Affy’s exome array targets around 320,000 snps, InDels and other variants. It is being offered at $70 to customers.

Illumina’s exome array comes in three versions, the HumanExome targets around 250,000 snps, the OmniExpressExome targets 950,000 and the Omni5Exome targets 4.75M snps. According to the companies press release the 250,000 exonic SNPs were identified from an analysis of over 12,000 sequenced genomes. It was being offered at $45 to early customers. The HumanExome chip is being offered at $80.

A difference of 70,000 exonic SNPs sounds quite large but I’m not sure what the real impact will be on research projects. Whilst Affymetrix have not revealed the scale of interest Illumina have said they are expecting to process over 1M samples on their Exome-chips.

The costs quoted appear to be chip only prices and one of the issues facing researchers as chips drop in cost is the relatively static price of the processing. It looks like Illumina’s OmniExpressExome for instance will cost about £150-200 to run once service costs are incorporated.

At around £200-250, Exome-seq is slightly more expensive but currently much more labour intensive. Illumina recently dropped the price of an exome to $50, if you include a TruSeq library prep at $50 and a one-sixth of a lane of PE75bp sequencing the total Exome-seq cost is £200-250. The major limitation compared to arrays may not be cost but is more likely to be time as it takes about 7 days to sequence 96 exomes on HiSeq 2000.

Which might you use? I think the arrays are going to fill a real need for researchers who have large sample collections and want to access exome content. Many more samples can be run in a given time for a given budget on arrays than on a sequencer. I think smaller projects are likely to be run on a sequencer though. And improvements to the Exome-seq workflows might make chips seem clunky to use.

Can we get rid of a two day hyb and still generate high quality exome data?

When might we start using newer library prep technologies like Nextera to access low DNA samples for Exome-seq?

Can we analyse FFPE exomes? Both chips and sequencing suffer here but this is a huge potential market.
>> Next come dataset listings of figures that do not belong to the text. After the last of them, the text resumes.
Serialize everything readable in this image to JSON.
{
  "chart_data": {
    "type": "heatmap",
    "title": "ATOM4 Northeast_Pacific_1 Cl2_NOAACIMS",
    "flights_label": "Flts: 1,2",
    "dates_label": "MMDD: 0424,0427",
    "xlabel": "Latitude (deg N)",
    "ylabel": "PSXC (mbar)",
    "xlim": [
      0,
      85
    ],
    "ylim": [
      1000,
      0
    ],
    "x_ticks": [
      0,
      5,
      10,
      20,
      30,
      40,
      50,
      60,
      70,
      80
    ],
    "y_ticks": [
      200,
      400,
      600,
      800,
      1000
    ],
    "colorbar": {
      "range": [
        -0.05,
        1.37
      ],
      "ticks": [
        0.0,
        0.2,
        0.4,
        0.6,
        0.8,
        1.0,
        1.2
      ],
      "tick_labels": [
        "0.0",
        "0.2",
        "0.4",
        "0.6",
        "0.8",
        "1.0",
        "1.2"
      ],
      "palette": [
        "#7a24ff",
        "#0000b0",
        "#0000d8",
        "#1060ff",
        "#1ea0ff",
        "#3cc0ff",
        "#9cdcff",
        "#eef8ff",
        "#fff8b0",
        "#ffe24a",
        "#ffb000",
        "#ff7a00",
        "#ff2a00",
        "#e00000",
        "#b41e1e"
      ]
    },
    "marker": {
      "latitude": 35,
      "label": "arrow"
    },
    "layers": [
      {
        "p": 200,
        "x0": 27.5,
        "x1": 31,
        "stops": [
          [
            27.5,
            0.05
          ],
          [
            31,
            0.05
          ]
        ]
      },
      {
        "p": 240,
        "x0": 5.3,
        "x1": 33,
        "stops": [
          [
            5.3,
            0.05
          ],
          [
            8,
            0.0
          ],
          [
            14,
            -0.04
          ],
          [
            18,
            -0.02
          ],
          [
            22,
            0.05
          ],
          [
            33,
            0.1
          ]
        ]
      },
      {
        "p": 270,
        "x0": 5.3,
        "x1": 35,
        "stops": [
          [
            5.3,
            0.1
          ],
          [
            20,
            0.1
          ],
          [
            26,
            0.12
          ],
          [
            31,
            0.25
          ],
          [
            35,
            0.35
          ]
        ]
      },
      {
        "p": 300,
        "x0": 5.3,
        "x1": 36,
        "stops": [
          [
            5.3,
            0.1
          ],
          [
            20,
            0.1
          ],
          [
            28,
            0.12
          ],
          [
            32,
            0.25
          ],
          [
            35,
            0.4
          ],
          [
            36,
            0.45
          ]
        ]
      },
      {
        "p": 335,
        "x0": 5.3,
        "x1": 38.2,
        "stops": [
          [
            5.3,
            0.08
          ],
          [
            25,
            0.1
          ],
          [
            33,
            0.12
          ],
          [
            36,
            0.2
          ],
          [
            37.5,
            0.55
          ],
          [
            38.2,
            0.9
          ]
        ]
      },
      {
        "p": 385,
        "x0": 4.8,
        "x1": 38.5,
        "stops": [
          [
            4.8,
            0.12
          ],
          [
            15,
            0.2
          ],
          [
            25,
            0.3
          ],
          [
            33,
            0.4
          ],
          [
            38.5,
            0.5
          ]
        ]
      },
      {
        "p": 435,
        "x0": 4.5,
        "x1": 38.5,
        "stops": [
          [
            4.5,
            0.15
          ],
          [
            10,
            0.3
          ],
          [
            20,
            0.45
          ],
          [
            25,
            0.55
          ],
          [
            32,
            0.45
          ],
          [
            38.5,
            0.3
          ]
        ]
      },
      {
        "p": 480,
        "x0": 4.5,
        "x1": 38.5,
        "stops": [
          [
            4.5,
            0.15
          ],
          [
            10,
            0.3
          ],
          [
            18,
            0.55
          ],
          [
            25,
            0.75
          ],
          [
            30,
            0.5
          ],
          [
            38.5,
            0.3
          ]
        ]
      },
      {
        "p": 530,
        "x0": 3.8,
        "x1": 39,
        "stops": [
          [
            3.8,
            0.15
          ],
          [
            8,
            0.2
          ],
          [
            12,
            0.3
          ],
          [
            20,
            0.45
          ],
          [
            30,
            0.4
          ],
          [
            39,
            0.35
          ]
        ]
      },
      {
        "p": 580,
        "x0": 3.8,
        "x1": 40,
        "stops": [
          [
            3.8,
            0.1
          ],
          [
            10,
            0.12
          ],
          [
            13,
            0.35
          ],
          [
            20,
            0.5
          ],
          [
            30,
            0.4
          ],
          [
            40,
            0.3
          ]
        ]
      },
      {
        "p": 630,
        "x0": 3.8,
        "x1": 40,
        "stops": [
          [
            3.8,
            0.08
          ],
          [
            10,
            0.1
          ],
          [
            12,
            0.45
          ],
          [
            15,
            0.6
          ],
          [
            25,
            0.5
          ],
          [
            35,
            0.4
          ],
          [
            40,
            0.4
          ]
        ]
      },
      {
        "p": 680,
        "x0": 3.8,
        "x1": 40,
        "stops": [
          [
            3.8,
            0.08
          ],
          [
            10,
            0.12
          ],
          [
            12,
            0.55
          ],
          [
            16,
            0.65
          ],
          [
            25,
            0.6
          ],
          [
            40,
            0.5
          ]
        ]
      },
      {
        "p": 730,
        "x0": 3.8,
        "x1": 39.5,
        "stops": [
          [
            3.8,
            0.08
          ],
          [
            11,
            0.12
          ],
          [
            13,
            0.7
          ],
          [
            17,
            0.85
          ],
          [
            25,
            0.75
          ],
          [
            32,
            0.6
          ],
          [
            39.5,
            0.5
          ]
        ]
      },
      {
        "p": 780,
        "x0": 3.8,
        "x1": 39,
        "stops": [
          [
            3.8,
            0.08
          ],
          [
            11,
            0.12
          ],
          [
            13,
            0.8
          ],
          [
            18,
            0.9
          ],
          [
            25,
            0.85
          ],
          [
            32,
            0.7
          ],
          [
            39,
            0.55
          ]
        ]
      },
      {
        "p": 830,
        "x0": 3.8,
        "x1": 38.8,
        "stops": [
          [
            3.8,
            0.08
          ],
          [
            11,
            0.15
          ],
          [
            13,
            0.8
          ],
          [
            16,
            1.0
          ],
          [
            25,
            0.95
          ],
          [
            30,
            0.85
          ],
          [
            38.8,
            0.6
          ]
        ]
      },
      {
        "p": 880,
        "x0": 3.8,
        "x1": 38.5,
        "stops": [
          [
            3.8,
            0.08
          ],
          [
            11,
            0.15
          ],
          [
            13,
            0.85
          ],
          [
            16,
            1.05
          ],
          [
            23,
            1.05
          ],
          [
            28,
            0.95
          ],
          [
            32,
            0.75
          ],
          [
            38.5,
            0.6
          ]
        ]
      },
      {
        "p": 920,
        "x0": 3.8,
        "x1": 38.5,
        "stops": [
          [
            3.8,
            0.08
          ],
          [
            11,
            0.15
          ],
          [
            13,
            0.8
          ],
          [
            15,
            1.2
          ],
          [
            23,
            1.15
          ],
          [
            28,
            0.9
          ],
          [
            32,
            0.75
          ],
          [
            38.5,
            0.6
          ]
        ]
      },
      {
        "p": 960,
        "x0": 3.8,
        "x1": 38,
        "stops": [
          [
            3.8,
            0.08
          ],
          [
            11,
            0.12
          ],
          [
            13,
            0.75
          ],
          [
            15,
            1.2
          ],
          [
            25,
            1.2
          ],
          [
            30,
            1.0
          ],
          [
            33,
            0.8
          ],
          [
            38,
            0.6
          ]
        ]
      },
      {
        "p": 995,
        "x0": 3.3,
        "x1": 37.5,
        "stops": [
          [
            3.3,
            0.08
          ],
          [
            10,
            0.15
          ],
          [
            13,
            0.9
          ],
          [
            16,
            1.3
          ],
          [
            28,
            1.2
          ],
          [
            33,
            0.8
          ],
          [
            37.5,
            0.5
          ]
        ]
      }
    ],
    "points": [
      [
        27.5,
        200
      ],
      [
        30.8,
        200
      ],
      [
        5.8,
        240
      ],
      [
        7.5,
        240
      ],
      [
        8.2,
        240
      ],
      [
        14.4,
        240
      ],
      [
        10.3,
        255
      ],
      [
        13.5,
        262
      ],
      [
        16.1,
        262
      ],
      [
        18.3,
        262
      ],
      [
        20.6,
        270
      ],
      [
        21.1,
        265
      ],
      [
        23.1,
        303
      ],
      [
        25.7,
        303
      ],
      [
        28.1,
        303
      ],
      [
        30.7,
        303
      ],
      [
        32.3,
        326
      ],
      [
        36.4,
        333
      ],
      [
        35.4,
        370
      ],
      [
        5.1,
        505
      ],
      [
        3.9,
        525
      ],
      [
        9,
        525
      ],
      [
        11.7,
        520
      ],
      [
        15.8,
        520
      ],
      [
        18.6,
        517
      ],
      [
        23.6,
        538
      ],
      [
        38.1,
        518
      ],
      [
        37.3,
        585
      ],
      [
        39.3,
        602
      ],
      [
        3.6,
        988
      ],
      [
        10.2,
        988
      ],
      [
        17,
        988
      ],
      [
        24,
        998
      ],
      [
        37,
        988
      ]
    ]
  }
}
Arrays RIP? My career in genomics started over ten years ago when I set up an Affy lab processing expression arrays with just 8000 probes. I have run lots of arrays since then including one project of 2500 HT12’s which we completed in just five weeks, running this number of samples on a sequencer is tough. Whether arrays will completely disappear or not will be a discussion for a while yet I think.